Brand Migration: Navigate the Passage
I guess you’ll have heard about the Versace hotel, the Ferrari laptop, and the Apple cell phone. Yet, had I suggested any one of these products to you fifteen years ago, you might have been forgiven for thinking that a few extravagant typos had made it past the editor. Yet today, we’ve become perfectly used to extreme brand extensions like these.
But, can you go too far? Brands have been stretching their way into such new and unexpected product categories that some product progeny can be impossible to link to their brand parents.

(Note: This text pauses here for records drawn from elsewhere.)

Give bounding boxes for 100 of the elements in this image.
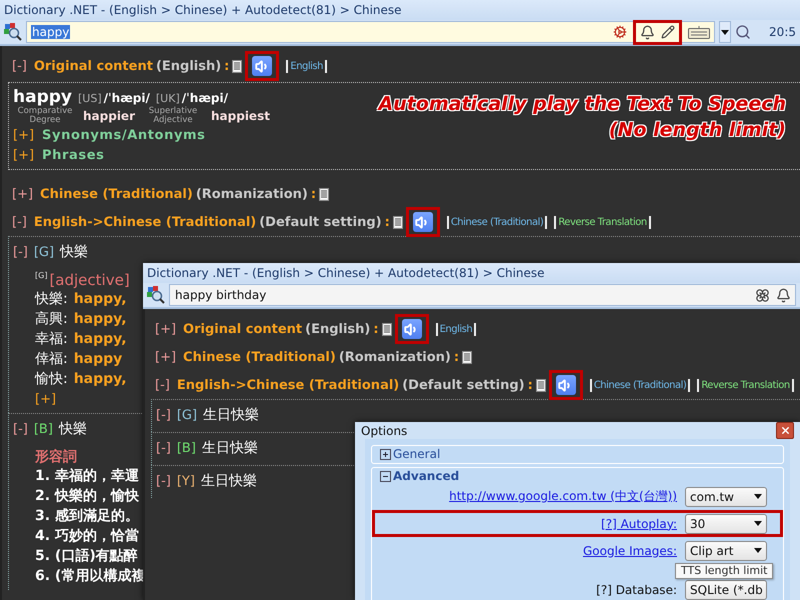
document-icon[interactable] [232, 60, 242, 72]
bell-icon[interactable] [640, 24, 656, 40]
toggle-marker[interactable]: [-] [156, 474, 171, 488]
dropdown-button[interactable] [719, 21, 732, 43]
term-label: 倖福: [35, 350, 68, 368]
section-link[interactable]: Synonyms/Antonyms [42, 128, 206, 142]
section-title: Chinese (Traditional) [40, 186, 193, 202]
tooltip: TTS length limit [675, 563, 774, 579]
search-field[interactable]: happy birthday [169, 284, 796, 306]
sense-text: 4. 巧妙的，恰當 [35, 527, 139, 545]
form-label: Comparative Degree [16, 107, 74, 125]
caret-icon [721, 30, 730, 34]
toggle-marker[interactable]: [-] [12, 58, 27, 74]
search-field[interactable]: happy [26, 21, 716, 43]
sense-text: 2. 快樂的，愉快 [35, 487, 139, 505]
translation-text: happy, [74, 331, 127, 347]
source-tag: [Y] [176, 474, 195, 488]
bell-icon[interactable] [776, 288, 791, 302]
colon-mark: : [310, 186, 316, 202]
toggle-marker[interactable]: [-] [156, 440, 171, 456]
group-heading: 生日快樂 [202, 439, 258, 457]
toggle-marker[interactable]: [+] [13, 128, 34, 142]
document-icon[interactable] [319, 188, 330, 200]
form-label: Superlative Adjective [148, 107, 198, 125]
magnifier-app-icon [4, 23, 22, 41]
document-icon[interactable] [462, 350, 472, 364]
speaker-button[interactable] [252, 56, 272, 76]
language-link[interactable]: Reverse Translation [554, 216, 651, 228]
speaker-button[interactable] [556, 375, 576, 395]
plus-box-icon[interactable] [380, 448, 391, 460]
toggle-marker[interactable]: [-] [13, 422, 28, 436]
dialog-title: Options [361, 424, 408, 438]
translation-text: happy, [74, 311, 127, 327]
term-label: 愉快: [35, 370, 68, 388]
language-link[interactable]: Chinese (Traditional) [446, 216, 548, 228]
word-form: happier [83, 109, 135, 123]
setting-label: [?] Database: [596, 582, 677, 596]
magnifier-app-icon [147, 286, 165, 304]
gear-icon[interactable] [613, 25, 628, 39]
phonetic-text: /ˈhæpi/ [104, 91, 150, 105]
toggle-marker[interactable]: [+] [155, 322, 176, 336]
language-link[interactable]: Reverse Translation [697, 378, 794, 392]
search-icon[interactable] [735, 24, 752, 40]
window-title: Dictionary .NET - (English > Chinese) + Autodetect(81) > Chinese [147, 266, 545, 280]
group-label[interactable]: Advanced [393, 469, 460, 483]
headword: happy [13, 87, 72, 107]
translation-text: happy [74, 351, 122, 367]
colon-mark: : [373, 322, 379, 336]
flower-icon[interactable] [755, 288, 770, 302]
speaker-button[interactable] [402, 319, 422, 339]
setting-link[interactable]: Google Images: [582, 544, 677, 558]
colon-mark: : [224, 58, 230, 74]
translation-text: happy, [74, 371, 127, 387]
setting-link[interactable]: http://www.google.com.tw (中文(台灣)) [449, 488, 677, 505]
word-form: happiest [211, 109, 270, 123]
setting-link[interactable]: [?] Autoplay: [601, 516, 677, 530]
colon-mark: : [384, 214, 390, 230]
sense-text: 3. 感到滿足的。 [35, 507, 139, 525]
caret-icon [754, 521, 762, 526]
language-link[interactable]: English [286, 60, 327, 72]
section-language: (English) [156, 58, 222, 74]
toggle-marker[interactable]: [+] [155, 350, 176, 364]
close-button[interactable] [776, 422, 794, 439]
speaker-button[interactable] [412, 212, 433, 232]
toggle-marker[interactable]: [+] [13, 148, 34, 162]
document-icon[interactable] [536, 378, 546, 392]
group-label[interactable]: General [393, 447, 440, 461]
part-of-speech: 形容詞 [35, 448, 77, 466]
dropdown[interactable]: Clip art [685, 540, 767, 560]
sense-text: 1. 幸福的，幸運 [35, 467, 139, 485]
section-language: (Default setting) [402, 378, 525, 392]
section-title: Original content [183, 322, 302, 336]
pencil-icon[interactable] [661, 25, 676, 39]
search-text: happy birthday [174, 288, 268, 302]
toggle-marker[interactable]: [-] [155, 378, 170, 392]
toggle-marker[interactable]: [-] [13, 244, 28, 260]
dropdown[interactable]: com.tw [685, 486, 767, 506]
source-tag: [G] [34, 244, 54, 260]
dropdown[interactable]: 30 [685, 514, 767, 534]
colon-mark: : [528, 378, 533, 392]
source-tag: [G] [176, 408, 198, 422]
toggle-marker[interactable]: [-] [156, 408, 171, 422]
term-label: 高興: [35, 310, 68, 328]
toggle-marker[interactable]: [-] [12, 214, 27, 230]
section-language: (Default setting) [259, 214, 382, 230]
region-label: [US] [78, 92, 102, 105]
section-link[interactable]: Phrases [42, 148, 105, 162]
document-icon[interactable] [392, 216, 403, 228]
language-link[interactable]: English [436, 322, 476, 336]
toggle-marker[interactable]: [+] [35, 392, 56, 406]
minus-box-icon[interactable] [380, 470, 391, 482]
source-tag: [B] [34, 422, 53, 436]
section-title: Chinese (Traditional) [183, 350, 336, 364]
group-heading: 快樂 [58, 420, 87, 438]
toggle-marker[interactable]: [+] [12, 186, 34, 202]
dropdown[interactable]: SQLite (*.db [685, 580, 767, 600]
document-icon[interactable] [382, 322, 392, 336]
language-link[interactable]: Chinese (Traditional) [590, 378, 690, 392]
keyboard-icon[interactable] [688, 25, 710, 39]
group-heading: 快樂 [60, 243, 88, 261]
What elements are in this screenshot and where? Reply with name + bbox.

For example, some years ago, Bic (the disposable pen, lighter and shaver brand), decided to migrate into the perfume business by developing cheap disposable scents. The attempt failed in a big way. Consumers couldn’t draw a credible link between the erstwhile stationery manufacturer and the idea of the company supplying a budget perfume. So what about a rich smell? Trump tried this avenue, launching ‘Donald Trump, The Fragrance’, a perfume for the millionaire wannabe. The bid failed and Trump’s men’s scent vanished from the shelves.
The very fascinating fact of the matter is that, to migrate your brand into totally new product categories requires more than the power of your brand alone. Just ask Louis Vuitton. Over the years most of us have become accustomed to linking the brand with everything from clothing, shoes and jewellery to pens and games. The company has managed these multiple successful product migrations by establishing some pretty clever brand alliances, all of which have added the magic dust of brand credibility that’s so necessary to premium-priced goods.
A couple of years ago, Louis Vuitton released its first timepiece collection. A Louis Vuitton fan would recognise the product’s brand origin in a trice, given the irrepressible use of the ‘LV’ monogram. But, as I said a moment ago, the power of the brand alone is not enough to sustain a successful migration. Louis Vuitton had engineered something unheard of until then: they teamed up with another brand to maintain credibility in the timepiece product category which was new to the Louis Vuitton brand.